Now, I'm not knocking the Javascript-in-browser model uniformly. There are amazingly good examples of doing it right. A few of my favorites are the various office apps (whether's is MS 365, Google Docs ...), data analytics tools (Jupyter notebooks are a full python + scientific computing + graphing platform, all in the browser), or map display (try a good map done with ESRI's ArcGis, it works amazingly well). It can be done well, but it requires heroic effort, meaning huge amounts of manpower and discipline.

What do we learn from this? One size does NOT fit all in software development. There is a place for browser-based interaction, and there is one for apps.

And stop worrying about "bloat". You'll pay for the comfort of interacting with the computer. People get upset when they can see the complexity price tag of good user interfaces; you just have to accept that as the price of accessibility (and by that I don't mean for the handicapped, but for most people).

As for sound - even a video hater like me occasionally needs information from a youtube video while computing.
It's a great source of music to listen to. The sound quality isn't great, the ads are somewhat annoying, but the price is right.
 
On the price of laptops: Until last fall, my daily driver at home was a 2008 model MacBook pro, which I bought used in 2009 for about $800 (it was a lease return). If you depreciate that original purchase, it cost me $62 per year; the cost to regularly replace the batteries (about $100 every 3-4 years) brings that up to about $100. Sadly, last fall it disintegrated, when the screen portion of the case came unglued and tore the wiring apart. It did absolutely everything I needed, including some development/coding work; when needing lots of CPU power, I used VMs in the cloud.

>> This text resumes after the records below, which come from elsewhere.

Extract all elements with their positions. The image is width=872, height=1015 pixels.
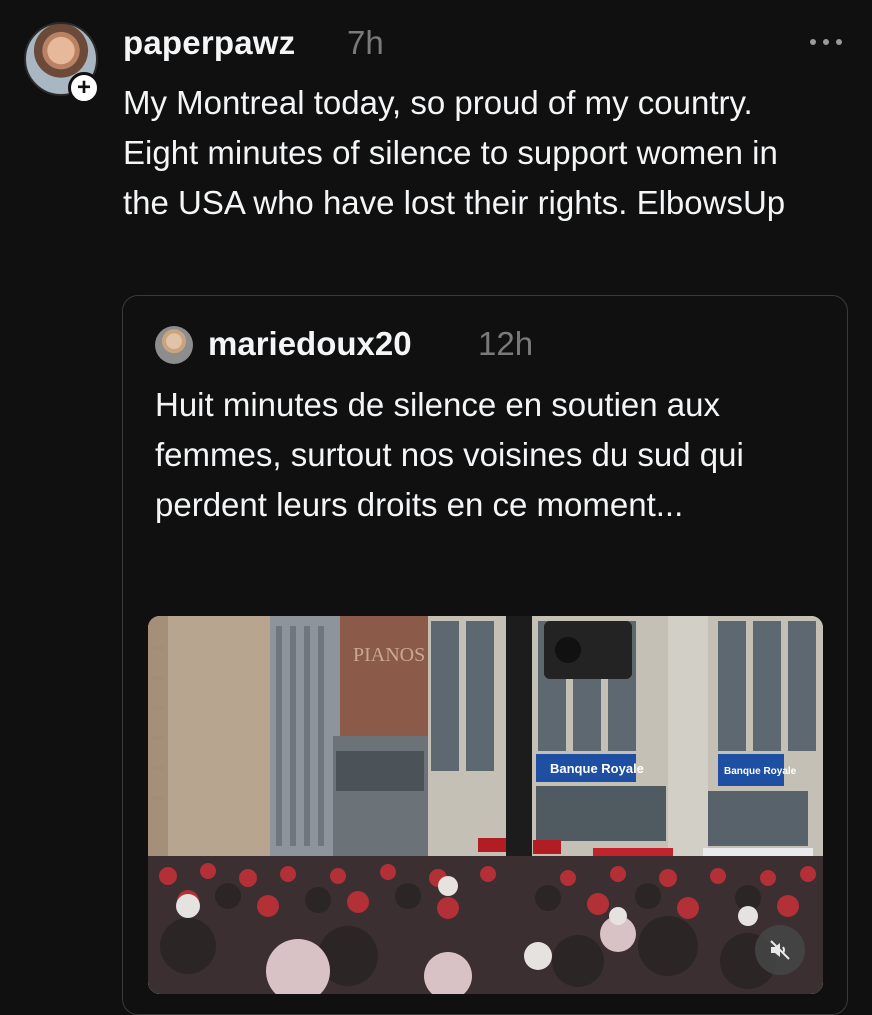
- post-body-text: My Montreal today, so proud of my countr…: [123, 84, 786, 221]
- quoted-author-username[interactable]: mariedoux20: [208, 325, 412, 363]
- pianos-sign: PIANOS: [353, 644, 425, 666]
- bank-sign-right: Banque Royale: [724, 766, 797, 777]
- bank-sign-left: Banque Royale: [550, 761, 644, 776]
- quoted-post-timestamp: 12h: [478, 325, 534, 362]
- quoted-author-avatar[interactable]: [155, 326, 193, 364]
- speaker-muted-icon: [770, 940, 790, 960]
- author-username[interactable]: paperpawz: [123, 24, 295, 62]
- mute-toggle-button[interactable]: [755, 925, 805, 975]
- post-timestamp: 7h: [347, 24, 384, 61]
- follow-plus-icon[interactable]: +: [68, 72, 100, 104]
- quoted-post-video[interactable]: PIANOS Banque Royale Banque Royale: [148, 616, 823, 994]
- crowd-street-scene: PIANOS Banque Royale Banque Royale: [148, 616, 823, 994]
- quoted-post-text: Huit minutes de silence en soutien aux f…: [155, 386, 744, 523]
- more-options-icon[interactable]: [810, 28, 842, 56]
- quoted-post-card[interactable]: mariedoux20 12h Huit minutes de silence …: [122, 295, 848, 1015]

Today my daily driver is a 3-months old MacBook pro, which cost about $3000 (due to complex circumstances, I can't buy a used one). I expect it to be used for 3 years, then replaced, at a depreciated cost of about $1000 per year.

Both are roughly equivalent in "user satisfaction", but not in the cost/benefit ratio.
 
I am a big fan of Emscripten (C and C++ to JS, ASM.js or WebAssembly compiler) to port C++ programs.

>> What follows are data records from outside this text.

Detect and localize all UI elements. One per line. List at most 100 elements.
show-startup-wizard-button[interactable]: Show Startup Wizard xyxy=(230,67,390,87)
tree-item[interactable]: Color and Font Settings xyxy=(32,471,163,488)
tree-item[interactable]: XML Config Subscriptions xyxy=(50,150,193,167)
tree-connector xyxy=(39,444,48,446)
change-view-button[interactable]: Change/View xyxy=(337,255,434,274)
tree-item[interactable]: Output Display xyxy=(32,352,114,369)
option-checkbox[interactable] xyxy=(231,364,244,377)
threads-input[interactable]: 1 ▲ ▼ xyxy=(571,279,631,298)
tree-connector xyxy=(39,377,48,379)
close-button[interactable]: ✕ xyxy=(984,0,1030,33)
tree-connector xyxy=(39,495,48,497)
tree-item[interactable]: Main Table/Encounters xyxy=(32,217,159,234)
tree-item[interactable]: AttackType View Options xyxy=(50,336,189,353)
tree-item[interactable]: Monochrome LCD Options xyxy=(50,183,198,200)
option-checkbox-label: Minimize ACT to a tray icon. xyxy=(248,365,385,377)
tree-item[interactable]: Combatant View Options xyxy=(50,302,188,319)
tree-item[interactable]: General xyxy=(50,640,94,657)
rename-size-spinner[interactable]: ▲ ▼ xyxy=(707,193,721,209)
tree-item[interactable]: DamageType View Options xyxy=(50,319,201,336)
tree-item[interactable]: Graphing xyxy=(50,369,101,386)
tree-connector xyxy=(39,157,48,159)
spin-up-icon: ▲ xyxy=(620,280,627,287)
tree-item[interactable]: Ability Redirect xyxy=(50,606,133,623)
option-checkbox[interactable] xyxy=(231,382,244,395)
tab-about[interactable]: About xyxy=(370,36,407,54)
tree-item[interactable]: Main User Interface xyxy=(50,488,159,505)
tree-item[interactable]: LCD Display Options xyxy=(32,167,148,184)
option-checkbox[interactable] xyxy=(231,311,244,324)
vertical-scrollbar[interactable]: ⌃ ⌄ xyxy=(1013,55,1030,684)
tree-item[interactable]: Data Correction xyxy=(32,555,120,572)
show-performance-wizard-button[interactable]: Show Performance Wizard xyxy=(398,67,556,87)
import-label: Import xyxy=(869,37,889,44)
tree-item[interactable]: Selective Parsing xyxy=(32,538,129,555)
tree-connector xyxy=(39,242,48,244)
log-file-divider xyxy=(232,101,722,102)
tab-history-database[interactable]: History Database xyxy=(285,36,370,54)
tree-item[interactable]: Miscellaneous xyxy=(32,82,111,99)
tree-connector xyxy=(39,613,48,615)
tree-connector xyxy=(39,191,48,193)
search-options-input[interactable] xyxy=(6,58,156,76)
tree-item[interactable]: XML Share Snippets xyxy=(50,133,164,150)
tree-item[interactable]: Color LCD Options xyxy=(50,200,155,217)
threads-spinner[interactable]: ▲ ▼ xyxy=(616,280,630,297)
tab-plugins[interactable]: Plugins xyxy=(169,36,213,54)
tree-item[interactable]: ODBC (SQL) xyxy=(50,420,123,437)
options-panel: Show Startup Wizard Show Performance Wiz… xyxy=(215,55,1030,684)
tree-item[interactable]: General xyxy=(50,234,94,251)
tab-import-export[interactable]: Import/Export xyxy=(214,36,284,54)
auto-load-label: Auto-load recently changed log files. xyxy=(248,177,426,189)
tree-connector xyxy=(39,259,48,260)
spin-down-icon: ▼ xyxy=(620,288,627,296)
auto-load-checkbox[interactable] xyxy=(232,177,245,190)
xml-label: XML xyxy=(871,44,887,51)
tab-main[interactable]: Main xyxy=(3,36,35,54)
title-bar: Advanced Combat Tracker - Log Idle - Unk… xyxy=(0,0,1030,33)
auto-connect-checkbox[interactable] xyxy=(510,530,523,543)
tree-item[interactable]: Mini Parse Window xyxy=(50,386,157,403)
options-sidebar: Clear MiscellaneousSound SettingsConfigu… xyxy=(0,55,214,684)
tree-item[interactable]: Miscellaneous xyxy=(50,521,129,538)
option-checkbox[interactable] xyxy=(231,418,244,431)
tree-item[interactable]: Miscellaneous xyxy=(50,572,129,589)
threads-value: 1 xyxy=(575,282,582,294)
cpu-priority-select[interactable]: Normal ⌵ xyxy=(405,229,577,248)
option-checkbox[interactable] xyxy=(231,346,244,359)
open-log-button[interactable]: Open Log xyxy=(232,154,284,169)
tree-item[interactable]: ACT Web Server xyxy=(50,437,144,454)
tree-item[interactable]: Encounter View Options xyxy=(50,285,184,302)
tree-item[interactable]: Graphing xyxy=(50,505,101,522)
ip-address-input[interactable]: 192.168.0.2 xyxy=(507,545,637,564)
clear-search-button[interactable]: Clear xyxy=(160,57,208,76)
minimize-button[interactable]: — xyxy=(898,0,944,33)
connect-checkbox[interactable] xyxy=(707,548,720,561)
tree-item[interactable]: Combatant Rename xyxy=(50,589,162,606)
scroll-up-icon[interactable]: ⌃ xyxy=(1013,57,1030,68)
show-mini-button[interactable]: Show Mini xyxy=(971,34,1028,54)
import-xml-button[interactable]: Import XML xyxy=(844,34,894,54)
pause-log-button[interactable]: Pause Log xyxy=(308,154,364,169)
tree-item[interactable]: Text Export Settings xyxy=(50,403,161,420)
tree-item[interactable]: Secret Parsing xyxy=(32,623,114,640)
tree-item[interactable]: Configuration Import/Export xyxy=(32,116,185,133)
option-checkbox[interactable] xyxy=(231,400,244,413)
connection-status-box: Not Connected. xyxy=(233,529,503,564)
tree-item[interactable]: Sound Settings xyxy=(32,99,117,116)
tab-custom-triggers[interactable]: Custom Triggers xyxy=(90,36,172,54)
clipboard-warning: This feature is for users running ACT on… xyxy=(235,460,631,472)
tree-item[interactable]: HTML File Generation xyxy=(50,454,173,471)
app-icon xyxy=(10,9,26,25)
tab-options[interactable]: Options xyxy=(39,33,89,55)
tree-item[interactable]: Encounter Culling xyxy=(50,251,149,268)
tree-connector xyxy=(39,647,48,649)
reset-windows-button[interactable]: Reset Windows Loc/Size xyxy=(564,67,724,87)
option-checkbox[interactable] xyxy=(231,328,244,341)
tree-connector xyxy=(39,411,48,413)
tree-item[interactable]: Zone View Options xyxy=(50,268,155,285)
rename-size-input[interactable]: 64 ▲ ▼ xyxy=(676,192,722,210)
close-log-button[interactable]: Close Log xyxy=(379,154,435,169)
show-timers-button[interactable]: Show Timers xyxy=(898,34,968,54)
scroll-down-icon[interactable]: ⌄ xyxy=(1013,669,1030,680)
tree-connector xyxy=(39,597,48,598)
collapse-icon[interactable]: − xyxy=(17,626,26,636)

However I notice that you lose contact a little with "native" web interfaces. You then have to resort to making bindings using "inline JS" which is time consuming and inflexible.

So as much as it pains me to say, Javascript, CSS, HTML are more convenient than C++ and GUI toolkit on the web. Especially since tables (and flexbox) are pretty decent to use for layout.
 
Never use tables for layout
Yes, I was one of those terrible guys who used tables for layout (before flexbox).

It was the only thing I could get to reliably scale (even large companies like Google and Facebook "doing it right" seemed to be less robust than my table based approach).

Plus almost all of my pages are displaying tabular data. Web pages for me are purely to show data. Data is best presented in a table. Or at least that is how I justified it to myself haha.

For example, most sites exhibit issues such as:


w3c_bodges.png


The rigid approach of tables and flexbox does prevent this. Text doesn't flow over so no risk of line breaks. Minimum sizes are computed by the cell data, etc.
 
Not mine.
Yeah, don't get me wrong. I used tables because I am objectively not a good web developer. I can admit that ;)

However I also feel that *too* many people (ironically including those who made the w3c page) are also not good and so should probably use a crutch like tables or flexbox rather than just making broken websites.


David Siegel was the first person to famously start promoting the use of tables for layout way back when. In 1997, he wrote the article, The web is ruined and I ruined it
Hah, that is quite cool. Like patient zero.

Big question though. Would you prefer amateurs using tables clogging up the internet or some framework de jour like bootstrap?